Verschildruk geregelde reiniging
De regeling van de reiniging geschiedt via twee onafhankelijk van elkaar instelbare ∆p-schakelpunten. Ze
start bij bereiken van de waarde ∆p-MAX. Met de vooraf ingestelde waarden van de impulstijd en de
intervaltijd worden alle aangesloten magneetkleppen, beginnend met de intervaltijd, geregeld. Heeft de
verschildruk de waarde ∆p-MIN bereikt, stopt de reiniging. Ter bewaking van de filter kan een ∆p-alarm-
schakelpunt (∆p-alarm) worden ingesteld.
De reiniging begint bij de eerste klep. Geschiedt de onderbreking van de reiniging via de ∆p-regeling of
de start-stop-ingang D1, D2, wordt bij het volgend reinigingsproces het regelverloop gecontinueerd. De
reiniging begint dan met de klep die de het laatst bediende klep volgt.
Wordt de regeling na een uitval van de netspanning weer ingeschakeld, vindt een herstart plaats.
Ingang E1, E2 „Naloopreiniging" (klemmen 10, 11)
Werkt de regeling in de DTC-modus 1 of DTC-modus 2 (down-time-cleaning-modus, naloopreinigings-
modus zie hieromtrent gedeelte 6.3), moet de regeling via de ingang E1, E2 worden in- en uitgeschakeld.
De ingang is potentiaalvrij te bedienen.
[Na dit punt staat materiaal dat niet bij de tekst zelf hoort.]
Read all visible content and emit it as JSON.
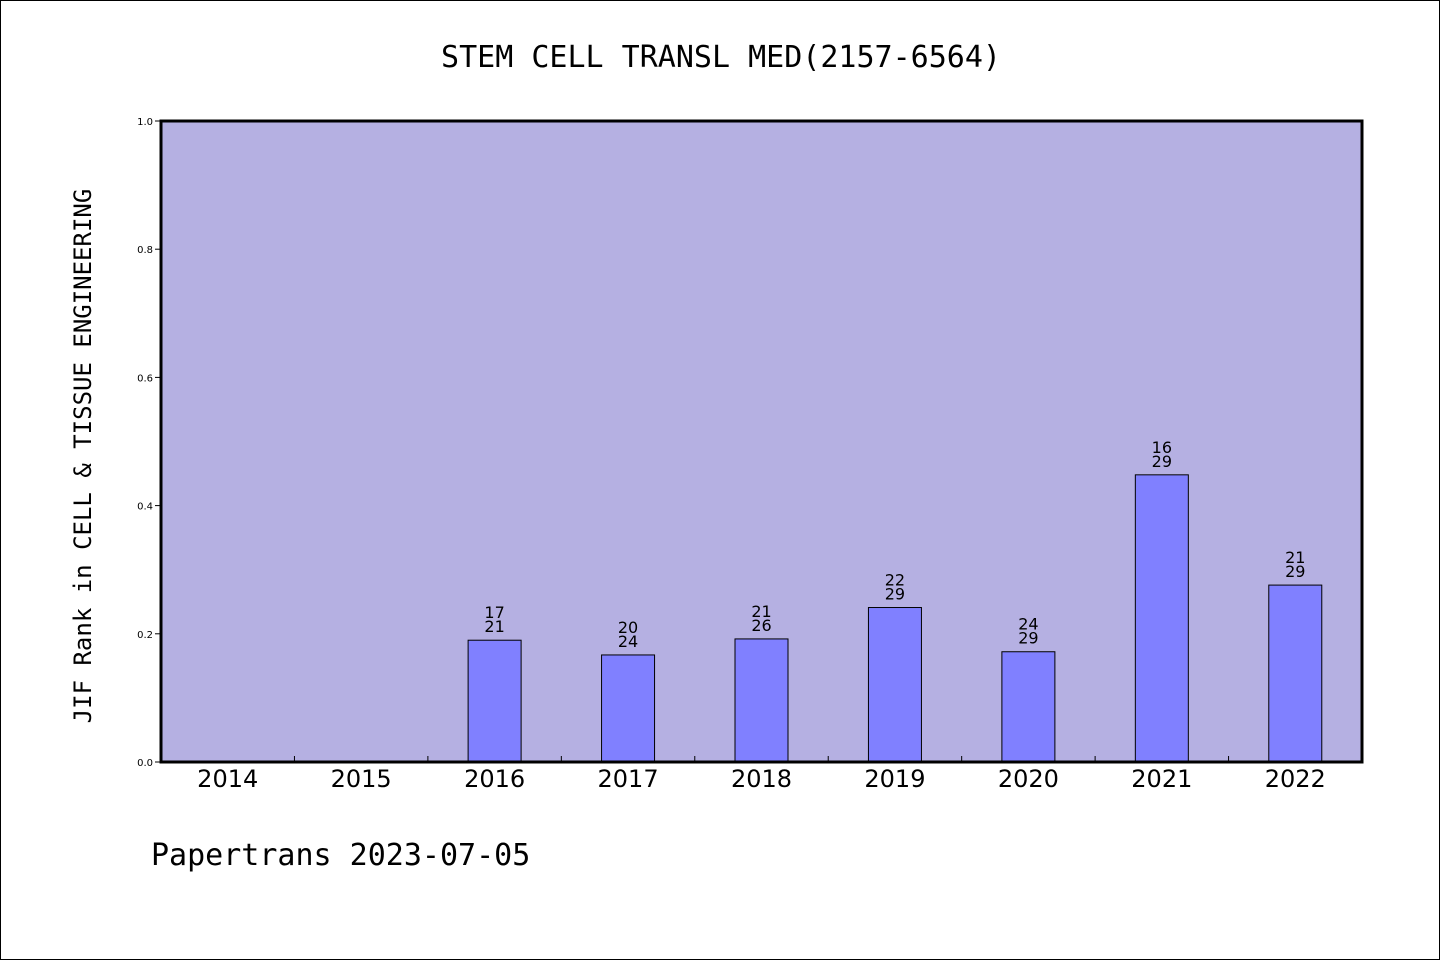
{
  "title": "STEM CELL TRANSL MED(2157-6564)",
  "footer": "Papertrans 2023-07-05",
  "colors": {
    "plot_background": "#b5b0e2",
    "bar_fill": "#8080ff",
    "bar_stroke": "#000000",
    "frame": "#000000"
  },
  "chart_data": {
    "type": "bar",
    "title": "STEM CELL TRANSL MED(2157-6564)",
    "xlabel": "",
    "ylabel": "JIF Rank in CELL & TISSUE ENGINEERING",
    "ylim": [
      0,
      1.0
    ],
    "yticks": [
      "0.0",
      "0.2",
      "0.4",
      "0.6",
      "0.8",
      "1.0"
    ],
    "grid": false,
    "legend": "none",
    "categories": [
      "2014",
      "2015",
      "2016",
      "2017",
      "2018",
      "2019",
      "2020",
      "2021",
      "2022"
    ],
    "values": [
      null,
      null,
      0.19,
      0.167,
      0.192,
      0.241,
      0.172,
      0.448,
      0.276
    ],
    "rank": [
      null,
      null,
      "17",
      "20",
      "21",
      "22",
      "24",
      "16",
      "21"
    ],
    "total": [
      null,
      null,
      "21",
      "24",
      "26",
      "29",
      "29",
      "29",
      "29"
    ]
  }
}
Bij voorkeur wordt hier het hulpcontact van de ventilatorschuif
aangesloten.
 Het sluiten van het contact aan de ingang E1, E2 zorgt voor het inschakelen van het regelapparaat.
 Het openen van contact aan de ingang E1, E2 zorgt bij de DTC-modus 1 voor de uitvoering van de
nareinigings-circulaties en het aansluitend uitschakelen van het toestel. Bij de DTC-modus 2 geschiedt
dezelfde functie alleen, wanneer de verschildruk de waarde ∆p DTC-max in de laatste bedrijfsperiode
heeft overschreden.
 Bij de DTC-modus 3 worden de nareinigingscirculaties geactiveerd, wanneer de verschildruk de
waarde ∆p DTC max in de laatste bedrijfsperiode heeft overschreden en vervolgens de waarde ###p
DTC min onderschrijdt.
Relais-uitgang S1, S2 voor het regelen van lossingsorganen (klemmen 8, 9)
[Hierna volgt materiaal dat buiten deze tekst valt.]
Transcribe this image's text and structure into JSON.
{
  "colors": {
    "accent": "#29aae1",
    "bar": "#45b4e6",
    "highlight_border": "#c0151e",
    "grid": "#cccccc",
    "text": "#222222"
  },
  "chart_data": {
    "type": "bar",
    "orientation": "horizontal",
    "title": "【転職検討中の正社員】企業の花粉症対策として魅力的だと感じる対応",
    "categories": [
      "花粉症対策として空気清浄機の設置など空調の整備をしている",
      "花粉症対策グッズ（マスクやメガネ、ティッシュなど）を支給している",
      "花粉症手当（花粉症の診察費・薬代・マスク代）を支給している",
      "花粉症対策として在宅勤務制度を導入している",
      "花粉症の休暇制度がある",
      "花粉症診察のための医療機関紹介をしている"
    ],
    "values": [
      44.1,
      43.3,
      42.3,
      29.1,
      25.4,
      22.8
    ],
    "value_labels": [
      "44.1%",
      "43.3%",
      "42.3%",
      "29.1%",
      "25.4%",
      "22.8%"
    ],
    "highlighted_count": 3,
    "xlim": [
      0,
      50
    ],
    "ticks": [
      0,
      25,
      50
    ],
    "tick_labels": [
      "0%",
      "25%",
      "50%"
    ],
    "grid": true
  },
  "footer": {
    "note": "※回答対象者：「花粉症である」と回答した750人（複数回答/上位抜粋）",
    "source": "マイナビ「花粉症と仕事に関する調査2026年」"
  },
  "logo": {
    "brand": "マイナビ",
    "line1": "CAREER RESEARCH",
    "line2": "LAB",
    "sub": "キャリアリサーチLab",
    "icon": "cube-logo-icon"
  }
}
Zijn automatische componenten ter stoflediging (lossingsorganen) voorhanden, moeten deze gedurende
de reiniging en naloopreiniging in werking zijn. Sluit de schuiven voor het regelen van deze aandrijvingen
aan de potentiaalvrije uitgang S1, S2 aan.
Relais-uitgang „Alarm" A1, A2, A3 (klemmen 5, 6, 7)
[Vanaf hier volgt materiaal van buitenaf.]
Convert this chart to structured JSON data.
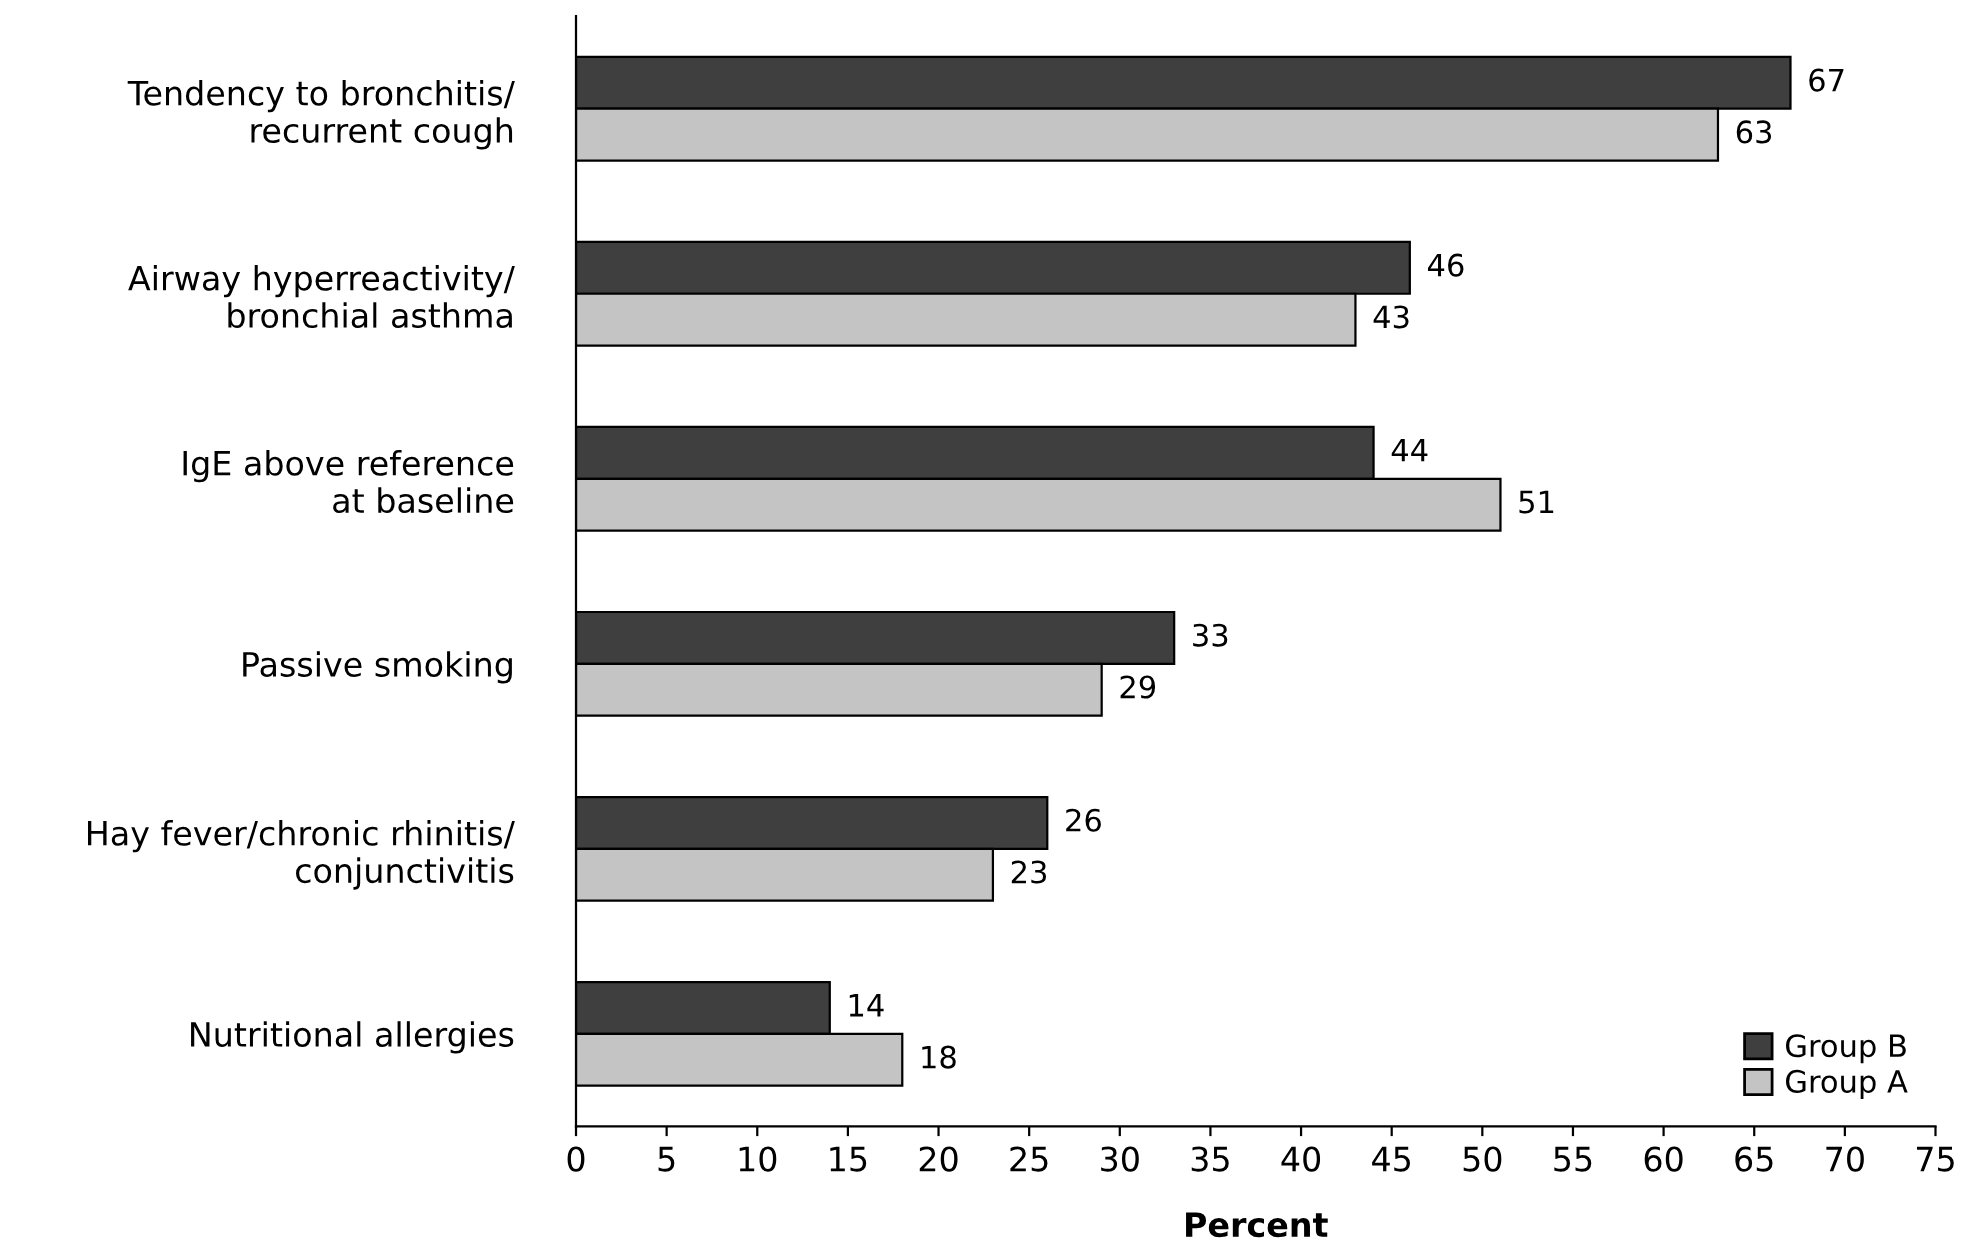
{
  "chart_data": {
    "type": "bar",
    "orientation": "horizontal",
    "categories": [
      "Tendency to bronchitis/\nrecurrent cough",
      "Airway hyperreactivity/\nbronchial asthma",
      "IgE above reference\nat baseline",
      "Passive smoking",
      "Hay fever/chronic rhinitis/\nconjunctivitis",
      "Nutritional allergies"
    ],
    "series": [
      {
        "name": "Group B",
        "color": "#3f3f3f",
        "values": [
          67,
          46,
          44,
          33,
          26,
          14
        ]
      },
      {
        "name": "Group A",
        "color": "#c4c4c4",
        "values": [
          63,
          43,
          51,
          29,
          23,
          18
        ]
      }
    ],
    "xlabel": "Percent",
    "xlim": [
      0,
      75
    ],
    "xticks": [
      0,
      5,
      10,
      15,
      20,
      25,
      30,
      35,
      40,
      45,
      50,
      55,
      60,
      65,
      70,
      75
    ],
    "data_labels": true,
    "legend": "bottom right",
    "grid": false
  }
}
Zodra de voedingsspanning aan de RM-216 C aanligt, sluit het relais-contact A1, A2 (klemmen 5, 6) en
opent contact A2, A3 (klemmen 6,7). In de volgende gevallen opent het relais-contact A1, A2 en sluit het
contact A2, A3:
 Uitval van de voedingsspanning
 Uitval van een toestelinterne spanning
 Defect van een aangesloten I/O-module
 Totaal aantal kleppen is verkeerd ingesteld (parameter P06)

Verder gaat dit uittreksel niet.